Вадим Еловенко - Осознание
Я начинал злиться. Я помнил вопрос Олега о том, какое право глядящие имеют указывать ему, как и где жить. Я пытался ответить ему. Ему, уже столько времени мертвому. И я не мог. А он насмешливо глядел на меня и все требовал и требовал ответа.
- Ну, давай скажи мне. Кто дал и кому в этом мире право неволить других!? Расскажи мне, а я послушаю и посмеюсь.
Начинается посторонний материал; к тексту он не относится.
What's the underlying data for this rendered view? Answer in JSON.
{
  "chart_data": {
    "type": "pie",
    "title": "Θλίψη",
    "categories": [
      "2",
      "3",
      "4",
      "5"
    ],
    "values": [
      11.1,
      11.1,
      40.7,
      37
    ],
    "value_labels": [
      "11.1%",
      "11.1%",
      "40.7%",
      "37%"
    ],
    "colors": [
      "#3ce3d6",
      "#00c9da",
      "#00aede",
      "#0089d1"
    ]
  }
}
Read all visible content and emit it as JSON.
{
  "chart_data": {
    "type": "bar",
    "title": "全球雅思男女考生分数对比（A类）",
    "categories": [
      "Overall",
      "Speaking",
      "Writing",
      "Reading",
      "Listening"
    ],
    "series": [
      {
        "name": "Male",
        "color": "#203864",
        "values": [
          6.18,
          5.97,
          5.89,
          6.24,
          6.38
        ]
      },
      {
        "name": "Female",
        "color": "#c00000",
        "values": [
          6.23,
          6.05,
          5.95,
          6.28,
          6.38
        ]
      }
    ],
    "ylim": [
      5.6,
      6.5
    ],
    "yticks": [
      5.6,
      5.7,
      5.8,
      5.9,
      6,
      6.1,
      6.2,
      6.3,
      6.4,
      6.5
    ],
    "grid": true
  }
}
Я зло молчал и только крепче сжимал руль, борясь с отвратительной дорогой. Олег посмотрел на меня снисходительно и просто покивал. Он понимал - мне не найти ответа, хотя ответ должен быть. Я знал, что ответ есть. Но все что приходило на ум это глупое право сильного. Неужели только оно? Неужели нет ничего за нами кроме штыков и резонаторов!? Да и о какой силе может идти речь? Вот Олег был сильным! Он шел там, где я остановился и повернул назад. Наташка хоть и сука редкая, но сильный человек. Волевой. Владимир этот вечно дурачком прикидывающийся… Слабый бы не вытянул из той боли, из того отчаянья. Да и жить бы таким уродом не смог. А он живет, радуется и еще за Наташкой ухлестывает. Ржот, как лошадь, на мышей охотится…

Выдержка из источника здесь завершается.